Farrokhzad’s influence finds parallels not only in the works of Kiarostami but also among his greatest contemporaries, including Mohsen Makhmalbaf, who has directed more than two dozen films, some of which are still prohibited in Iran because of their commentary on the Iranian state and people. Makhmalbaf’s films have a deeper philosophical touch while preserving the spirit of realism, and he is often equated to Kiarostami. His cinematic style involves as little “plot” as possible and depicts ordinary, everyday happenings.
A Moment of Innocence (1996) is an excellent example of Makhmalbaf’s self-defining term, “poetic realism”. But the filmmaker is best known for Gabbeh (1996), an exquisite fable of a woman’s duty and desire in a nomadic tribe. His 2001 film Kandahar was included in a list by Time magazine of the 100 best films ever made. His other works include Boycott (1985), The Cyclist (1987) and The Peddler (1989).
The cinematography of Makhmalbaf is deeply related to the history and culture of Iran, and his initial work shows a clear-cut separation of humans into the good and the bad: the good ones were the revolutionaries; in the second period, the poor. His later works reflect his more nuanced take on people, culture and politics, while maintaining the distinct humanistic and poetic style of Iranian contemporaries the likes of Jafar Panahi and Majid Majidi.

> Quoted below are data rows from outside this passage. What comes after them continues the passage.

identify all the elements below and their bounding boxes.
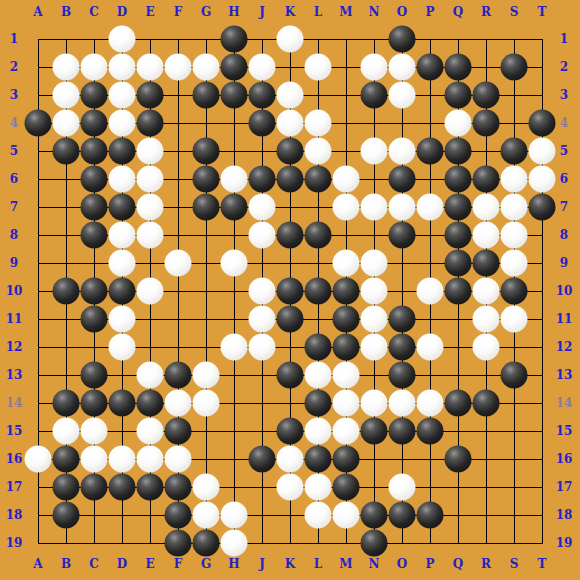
row-label-left-8: 8 <box>1 227 27 243</box>
stone-black-J3 <box>249 82 276 109</box>
row-label-left-16: 16 <box>1 451 27 467</box>
stone-white-O14 <box>389 390 416 417</box>
stone-white-H18 <box>221 502 248 529</box>
stone-white-J11 <box>249 306 276 333</box>
stone-white-M7 <box>333 194 360 221</box>
stone-black-R6 <box>473 166 500 193</box>
row-label-right-2: 2 <box>551 59 577 75</box>
stone-white-F9 <box>165 250 192 277</box>
go-board: AABBCCDDEEFFGGHHJJKKLLMMNNOOPPQQRRSSTT11… <box>0 0 580 580</box>
stone-white-C16 <box>81 446 108 473</box>
stone-white-N14 <box>361 390 388 417</box>
stone-white-B3 <box>53 82 80 109</box>
row-label-left-10: 10 <box>1 283 27 299</box>
stone-black-L12 <box>305 334 332 361</box>
stone-white-K16 <box>277 446 304 473</box>
stone-white-E15 <box>137 418 164 445</box>
stone-white-K3 <box>277 82 304 109</box>
stone-black-Q2 <box>445 54 472 81</box>
stone-white-F16 <box>165 446 192 473</box>
col-label-top-L: L <box>308 4 328 20</box>
col-label-top-A: A <box>28 4 48 20</box>
stone-black-B14 <box>53 390 80 417</box>
stone-black-Q3 <box>445 82 472 109</box>
stone-black-K15 <box>277 418 304 445</box>
stone-black-L10 <box>305 278 332 305</box>
stone-black-O18 <box>389 502 416 529</box>
stone-white-J8 <box>249 222 276 249</box>
stone-white-S6 <box>501 166 528 193</box>
row-label-right-4: 4 <box>551 115 577 131</box>
stone-black-R4 <box>473 110 500 137</box>
stone-white-M13 <box>333 362 360 389</box>
stone-white-F14 <box>165 390 192 417</box>
stone-black-E14 <box>137 390 164 417</box>
stone-black-D5 <box>109 138 136 165</box>
stone-black-N18 <box>361 502 388 529</box>
stone-black-O6 <box>389 166 416 193</box>
stone-black-C6 <box>81 166 108 193</box>
stone-white-D9 <box>109 250 136 277</box>
stone-black-J16 <box>249 446 276 473</box>
stone-white-N7 <box>361 194 388 221</box>
col-label-top-D: D <box>112 4 132 20</box>
row-label-left-9: 9 <box>1 255 27 271</box>
stone-white-D1 <box>109 26 136 53</box>
row-label-right-8: 8 <box>551 227 577 243</box>
stone-black-B17 <box>53 474 80 501</box>
stone-black-O12 <box>389 334 416 361</box>
stone-white-L17 <box>305 474 332 501</box>
stone-white-L15 <box>305 418 332 445</box>
stone-black-E3 <box>137 82 164 109</box>
stone-black-G5 <box>193 138 220 165</box>
stone-black-D17 <box>109 474 136 501</box>
row-label-left-18: 18 <box>1 507 27 523</box>
stone-black-S5 <box>501 138 528 165</box>
stone-white-B15 <box>53 418 80 445</box>
stone-white-L13 <box>305 362 332 389</box>
stone-white-N2 <box>361 54 388 81</box>
col-label-top-F: F <box>168 4 188 20</box>
stone-black-C3 <box>81 82 108 109</box>
stone-black-Q16 <box>445 446 472 473</box>
stone-white-G18 <box>193 502 220 529</box>
col-label-bottom-C: C <box>84 556 104 572</box>
goban-grid[interactable] <box>38 39 543 544</box>
stone-white-L18 <box>305 502 332 529</box>
stone-white-M9 <box>333 250 360 277</box>
stone-white-B4 <box>53 110 80 137</box>
stone-black-F13 <box>165 362 192 389</box>
row-label-left-4: 4 <box>1 115 27 131</box>
stone-black-C10 <box>81 278 108 305</box>
stone-black-Q7 <box>445 194 472 221</box>
stone-white-D4 <box>109 110 136 137</box>
row-label-left-5: 5 <box>1 143 27 159</box>
row-label-left-6: 6 <box>1 171 27 187</box>
stone-white-J10 <box>249 278 276 305</box>
stone-black-K5 <box>277 138 304 165</box>
row-label-left-11: 11 <box>1 311 27 327</box>
row-label-right-18: 18 <box>551 507 577 523</box>
row-label-right-7: 7 <box>551 199 577 215</box>
stone-black-C7 <box>81 194 108 221</box>
stone-white-D12 <box>109 334 136 361</box>
stone-black-Q8 <box>445 222 472 249</box>
stone-white-B2 <box>53 54 80 81</box>
col-label-top-B: B <box>56 4 76 20</box>
row-label-left-3: 3 <box>1 87 27 103</box>
stone-white-S7 <box>501 194 528 221</box>
stone-white-A16 <box>25 446 52 473</box>
stone-black-B18 <box>53 502 80 529</box>
col-label-top-O: O <box>392 4 412 20</box>
stone-white-S8 <box>501 222 528 249</box>
stone-white-O5 <box>389 138 416 165</box>
col-label-top-J: J <box>252 4 272 20</box>
stone-white-J7 <box>249 194 276 221</box>
row-label-right-11: 11 <box>551 311 577 327</box>
stone-white-O7 <box>389 194 416 221</box>
stone-white-N9 <box>361 250 388 277</box>
row-label-right-10: 10 <box>551 283 577 299</box>
stone-black-M11 <box>333 306 360 333</box>
stone-white-N10 <box>361 278 388 305</box>
stone-white-J12 <box>249 334 276 361</box>
stone-white-H12 <box>221 334 248 361</box>
stone-black-N3 <box>361 82 388 109</box>
stone-white-Q4 <box>445 110 472 137</box>
stone-black-C8 <box>81 222 108 249</box>
stone-black-Q5 <box>445 138 472 165</box>
stone-black-O8 <box>389 222 416 249</box>
stone-white-D11 <box>109 306 136 333</box>
stone-black-P15 <box>417 418 444 445</box>
stone-black-J4 <box>249 110 276 137</box>
stone-white-E7 <box>137 194 164 221</box>
row-label-left-7: 7 <box>1 199 27 215</box>
stone-white-P12 <box>417 334 444 361</box>
col-label-bottom-O: O <box>392 556 412 572</box>
stone-black-K13 <box>277 362 304 389</box>
col-label-top-N: N <box>364 4 384 20</box>
col-label-bottom-B: B <box>56 556 76 572</box>
stone-black-D10 <box>109 278 136 305</box>
col-label-bottom-L: L <box>308 556 328 572</box>
stone-white-N5 <box>361 138 388 165</box>
stone-white-L5 <box>305 138 332 165</box>
stone-black-M10 <box>333 278 360 305</box>
stone-black-R3 <box>473 82 500 109</box>
stone-white-E6 <box>137 166 164 193</box>
stone-black-Q6 <box>445 166 472 193</box>
stone-white-K1 <box>277 26 304 53</box>
stone-black-B16 <box>53 446 80 473</box>
stone-black-C5 <box>81 138 108 165</box>
col-label-bottom-E: E <box>140 556 160 572</box>
stone-white-G2 <box>193 54 220 81</box>
stone-black-C17 <box>81 474 108 501</box>
stone-black-L8 <box>305 222 332 249</box>
stone-black-E17 <box>137 474 164 501</box>
stone-white-H9 <box>221 250 248 277</box>
col-label-top-R: R <box>476 4 496 20</box>
stone-black-O13 <box>389 362 416 389</box>
stone-black-O11 <box>389 306 416 333</box>
stone-white-O2 <box>389 54 416 81</box>
stone-black-K8 <box>277 222 304 249</box>
stone-white-C2 <box>81 54 108 81</box>
stone-white-P14 <box>417 390 444 417</box>
stone-white-J2 <box>249 54 276 81</box>
stone-black-A4 <box>25 110 52 137</box>
row-label-left-2: 2 <box>1 59 27 75</box>
stone-black-G3 <box>193 82 220 109</box>
stone-black-O15 <box>389 418 416 445</box>
col-label-top-M: M <box>336 4 356 20</box>
stone-black-L16 <box>305 446 332 473</box>
col-label-bottom-H: H <box>224 556 244 572</box>
stone-black-S10 <box>501 278 528 305</box>
stone-black-C13 <box>81 362 108 389</box>
stone-black-C4 <box>81 110 108 137</box>
row-label-left-13: 13 <box>1 367 27 383</box>
stone-white-K17 <box>277 474 304 501</box>
col-label-top-S: S <box>504 4 524 20</box>
stone-black-P2 <box>417 54 444 81</box>
stone-black-J6 <box>249 166 276 193</box>
stone-white-M6 <box>333 166 360 193</box>
row-label-right-13: 13 <box>551 367 577 383</box>
stone-white-D6 <box>109 166 136 193</box>
row-label-right-3: 3 <box>551 87 577 103</box>
col-label-bottom-D: D <box>112 556 132 572</box>
stone-black-M17 <box>333 474 360 501</box>
stone-black-H7 <box>221 194 248 221</box>
col-label-bottom-P: P <box>420 556 440 572</box>
stone-white-K4 <box>277 110 304 137</box>
col-label-top-C: C <box>84 4 104 20</box>
stone-white-G13 <box>193 362 220 389</box>
stone-white-L4 <box>305 110 332 137</box>
stone-black-S2 <box>501 54 528 81</box>
stone-black-C11 <box>81 306 108 333</box>
stone-white-E13 <box>137 362 164 389</box>
stone-black-F17 <box>165 474 192 501</box>
row-label-right-19: 19 <box>551 535 577 551</box>
stone-black-L14 <box>305 390 332 417</box>
stone-white-H6 <box>221 166 248 193</box>
stone-white-D2 <box>109 54 136 81</box>
col-label-bottom-Q: Q <box>448 556 468 572</box>
stone-white-H19 <box>221 530 248 557</box>
stone-white-O17 <box>389 474 416 501</box>
col-label-top-E: E <box>140 4 160 20</box>
stone-black-D14 <box>109 390 136 417</box>
row-label-right-14: 14 <box>551 395 577 411</box>
stone-white-O3 <box>389 82 416 109</box>
stone-white-E8 <box>137 222 164 249</box>
row-label-right-16: 16 <box>551 451 577 467</box>
stone-black-K11 <box>277 306 304 333</box>
stone-white-L2 <box>305 54 332 81</box>
stone-white-E2 <box>137 54 164 81</box>
stone-black-H2 <box>221 54 248 81</box>
stone-white-R8 <box>473 222 500 249</box>
col-label-bottom-K: K <box>280 556 300 572</box>
col-label-bottom-S: S <box>504 556 524 572</box>
stone-white-N11 <box>361 306 388 333</box>
stone-black-F19 <box>165 530 192 557</box>
stone-white-S11 <box>501 306 528 333</box>
row-label-left-17: 17 <box>1 479 27 495</box>
stone-black-D7 <box>109 194 136 221</box>
row-label-right-5: 5 <box>551 143 577 159</box>
stone-white-R7 <box>473 194 500 221</box>
col-label-top-Q: Q <box>448 4 468 20</box>
stone-white-C15 <box>81 418 108 445</box>
stone-white-N12 <box>361 334 388 361</box>
col-label-bottom-N: N <box>364 556 384 572</box>
stone-white-R10 <box>473 278 500 305</box>
row-label-right-9: 9 <box>551 255 577 271</box>
stone-white-M14 <box>333 390 360 417</box>
stone-black-N15 <box>361 418 388 445</box>
stone-black-R9 <box>473 250 500 277</box>
stone-white-S9 <box>501 250 528 277</box>
stone-black-E4 <box>137 110 164 137</box>
stone-black-K10 <box>277 278 304 305</box>
stone-white-R12 <box>473 334 500 361</box>
stone-white-R11 <box>473 306 500 333</box>
stone-black-F15 <box>165 418 192 445</box>
stone-black-G6 <box>193 166 220 193</box>
stone-black-G7 <box>193 194 220 221</box>
stone-white-P7 <box>417 194 444 221</box>
stone-black-H1 <box>221 26 248 53</box>
stone-white-E10 <box>137 278 164 305</box>
stone-black-N19 <box>361 530 388 557</box>
row-label-right-15: 15 <box>551 423 577 439</box>
col-label-bottom-J: J <box>252 556 272 572</box>
stone-black-P5 <box>417 138 444 165</box>
stone-black-G19 <box>193 530 220 557</box>
col-label-bottom-A: A <box>28 556 48 572</box>
row-label-left-1: 1 <box>1 31 27 47</box>
stone-black-R14 <box>473 390 500 417</box>
stone-white-M15 <box>333 418 360 445</box>
row-label-left-14: 14 <box>1 395 27 411</box>
stone-black-O1 <box>389 26 416 53</box>
col-label-top-T: T <box>532 4 552 20</box>
col-label-bottom-M: M <box>336 556 356 572</box>
col-label-bottom-G: G <box>196 556 216 572</box>
row-label-right-6: 6 <box>551 171 577 187</box>
stone-white-F2 <box>165 54 192 81</box>
stone-white-M18 <box>333 502 360 529</box>
stone-black-L6 <box>305 166 332 193</box>
stone-white-G14 <box>193 390 220 417</box>
stone-white-P10 <box>417 278 444 305</box>
stone-black-B5 <box>53 138 80 165</box>
col-label-top-H: H <box>224 4 244 20</box>
stone-white-D16 <box>109 446 136 473</box>
stone-black-S13 <box>501 362 528 389</box>
stone-black-K6 <box>277 166 304 193</box>
row-label-right-1: 1 <box>551 31 577 47</box>
row-label-left-19: 19 <box>1 535 27 551</box>
stone-black-P18 <box>417 502 444 529</box>
col-label-bottom-T: T <box>532 556 552 572</box>
stone-white-D8 <box>109 222 136 249</box>
stone-black-B10 <box>53 278 80 305</box>
stone-black-M12 <box>333 334 360 361</box>
stone-black-M16 <box>333 446 360 473</box>
col-label-top-G: G <box>196 4 216 20</box>
stone-white-E5 <box>137 138 164 165</box>
stone-black-Q14 <box>445 390 472 417</box>
col-label-bottom-F: F <box>168 556 188 572</box>
stone-black-F18 <box>165 502 192 529</box>
row-label-left-15: 15 <box>1 423 27 439</box>
row-label-left-12: 12 <box>1 339 27 355</box>
col-label-top-P: P <box>420 4 440 20</box>
row-label-right-12: 12 <box>551 339 577 355</box>
stone-black-H3 <box>221 82 248 109</box>
row-label-right-17: 17 <box>551 479 577 495</box>
col-label-top-K: K <box>280 4 300 20</box>
stone-white-G17 <box>193 474 220 501</box>
stone-white-D3 <box>109 82 136 109</box>
col-label-bottom-R: R <box>476 556 496 572</box>
stone-black-C14 <box>81 390 108 417</box>
stone-white-E16 <box>137 446 164 473</box>
stone-black-Q10 <box>445 278 472 305</box>
stone-black-Q9 <box>445 250 472 277</box>
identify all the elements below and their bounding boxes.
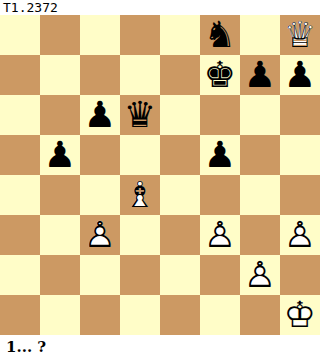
square-b1[interactable] <box>40 295 80 335</box>
white-pawn-icon: ♙ <box>280 215 320 255</box>
square-b8[interactable] <box>40 15 80 55</box>
white-pawn-fill: ♟ <box>80 215 120 255</box>
square-b6[interactable] <box>40 95 80 135</box>
black-pawn-icon: ♟ <box>280 55 320 95</box>
square-e2[interactable] <box>160 255 200 295</box>
square-e8[interactable] <box>160 15 200 55</box>
puzzle-id-label: T1.2372 <box>3 0 58 15</box>
square-e4[interactable] <box>160 175 200 215</box>
square-b3[interactable] <box>40 215 80 255</box>
white-bishop-fill: ♝ <box>120 175 160 215</box>
square-b5[interactable]: ♟ <box>40 135 80 175</box>
chess-diagram-page: T1.2372 ♞♛♕♚♟♟♟♛♟♟♝♗♟♙♟♙♟♙♟♙♚♔ 1... ? <box>0 0 320 360</box>
square-d2[interactable] <box>120 255 160 295</box>
square-g8[interactable] <box>240 15 280 55</box>
chess-board: ♞♛♕♚♟♟♟♛♟♟♝♗♟♙♟♙♟♙♟♙♚♔ <box>0 15 320 335</box>
square-a3[interactable] <box>0 215 40 255</box>
square-a6[interactable] <box>0 95 40 135</box>
square-a4[interactable] <box>0 175 40 215</box>
black-pawn-icon: ♟ <box>240 55 280 95</box>
square-c6[interactable]: ♟ <box>80 95 120 135</box>
white-pawn-fill: ♟ <box>280 215 320 255</box>
square-c7[interactable] <box>80 55 120 95</box>
square-c8[interactable] <box>80 15 120 55</box>
white-pawn-icon: ♙ <box>240 255 280 295</box>
square-h4[interactable] <box>280 175 320 215</box>
square-d6[interactable]: ♛ <box>120 95 160 135</box>
move-prompt-label: 1... ? <box>6 335 46 360</box>
square-f2[interactable] <box>200 255 240 295</box>
square-e5[interactable] <box>160 135 200 175</box>
square-f5[interactable]: ♟ <box>200 135 240 175</box>
square-e1[interactable] <box>160 295 200 335</box>
black-queen-icon: ♛ <box>120 95 160 135</box>
square-d3[interactable] <box>120 215 160 255</box>
square-c3[interactable]: ♟♙ <box>80 215 120 255</box>
square-d5[interactable] <box>120 135 160 175</box>
square-a1[interactable] <box>0 295 40 335</box>
square-b2[interactable] <box>40 255 80 295</box>
square-c5[interactable] <box>80 135 120 175</box>
white-pawn-icon: ♙ <box>200 215 240 255</box>
square-g4[interactable] <box>240 175 280 215</box>
square-a7[interactable] <box>0 55 40 95</box>
square-h1[interactable]: ♚♔ <box>280 295 320 335</box>
square-f1[interactable] <box>200 295 240 335</box>
square-g3[interactable] <box>240 215 280 255</box>
white-pawn-icon: ♙ <box>80 215 120 255</box>
square-g7[interactable]: ♟ <box>240 55 280 95</box>
square-d7[interactable] <box>120 55 160 95</box>
square-f6[interactable] <box>200 95 240 135</box>
square-c4[interactable] <box>80 175 120 215</box>
black-pawn-icon: ♟ <box>80 95 120 135</box>
square-d1[interactable] <box>120 295 160 335</box>
square-a5[interactable] <box>0 135 40 175</box>
white-queen-fill: ♛ <box>280 15 320 55</box>
square-h5[interactable] <box>280 135 320 175</box>
black-king-icon: ♚ <box>200 55 240 95</box>
white-pawn-fill: ♟ <box>200 215 240 255</box>
square-a2[interactable] <box>0 255 40 295</box>
white-king-fill: ♚ <box>280 295 320 335</box>
square-g5[interactable] <box>240 135 280 175</box>
square-g1[interactable] <box>240 295 280 335</box>
square-f3[interactable]: ♟♙ <box>200 215 240 255</box>
square-h2[interactable] <box>280 255 320 295</box>
black-knight-icon: ♞ <box>200 15 240 55</box>
square-e3[interactable] <box>160 215 200 255</box>
square-e7[interactable] <box>160 55 200 95</box>
white-pawn-fill: ♟ <box>240 255 280 295</box>
square-a8[interactable] <box>0 15 40 55</box>
black-pawn-icon: ♟ <box>40 135 80 175</box>
square-c1[interactable] <box>80 295 120 335</box>
square-h8[interactable]: ♛♕ <box>280 15 320 55</box>
white-king-icon: ♔ <box>280 295 320 335</box>
square-d8[interactable] <box>120 15 160 55</box>
square-b4[interactable] <box>40 175 80 215</box>
white-queen-icon: ♕ <box>280 15 320 55</box>
square-h6[interactable] <box>280 95 320 135</box>
square-g2[interactable]: ♟♙ <box>240 255 280 295</box>
square-h7[interactable]: ♟ <box>280 55 320 95</box>
square-b7[interactable] <box>40 55 80 95</box>
square-d4[interactable]: ♝♗ <box>120 175 160 215</box>
square-f8[interactable]: ♞ <box>200 15 240 55</box>
square-c2[interactable] <box>80 255 120 295</box>
square-f4[interactable] <box>200 175 240 215</box>
white-bishop-icon: ♗ <box>120 175 160 215</box>
black-pawn-icon: ♟ <box>200 135 240 175</box>
square-h3[interactable]: ♟♙ <box>280 215 320 255</box>
square-e6[interactable] <box>160 95 200 135</box>
square-f7[interactable]: ♚ <box>200 55 240 95</box>
square-g6[interactable] <box>240 95 280 135</box>
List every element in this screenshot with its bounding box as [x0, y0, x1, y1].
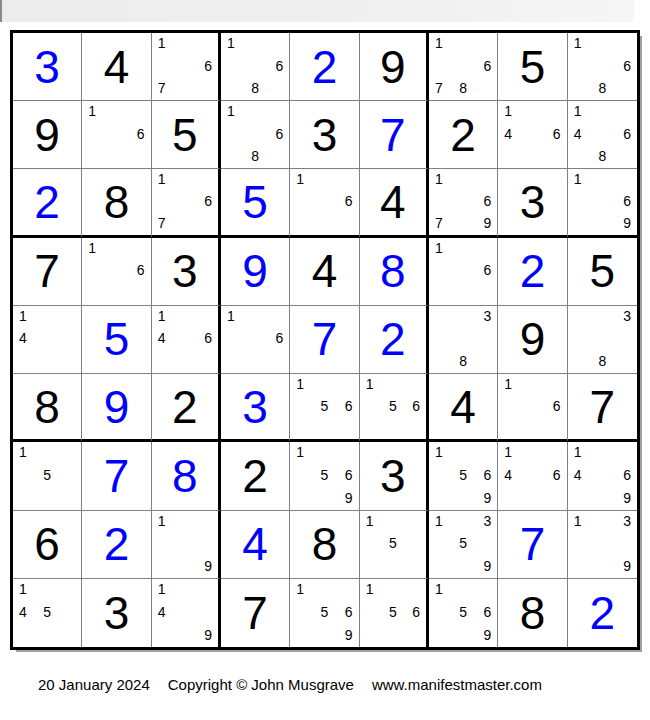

Much before Farhadi, it was perhaps Majidi that may have landed Iran its first Oscar when his 1997 masterpiece Children Of Heaven was nominated for an Academy Award. It lost to Roberto Benigni’s Life Is Beautiful, but Majidi’s work was likened to Vittorio de Sica’s 1948 masterwork Bicycle Thieves.
Majidi, one of Iran’s most well-known contemporary directors, uses religion to find meaning in a society transformed by conflict, modernity, economic inequality and nationalism. His characters, who are often marginalised children, do not overcome or yield to misfortune. Rather, they strive, thrive and therefore reflect a perpetual state of human suffering. His amazing works include The Color of Paradise (1997), Baran (2001) and The Song of Sparrows (2008).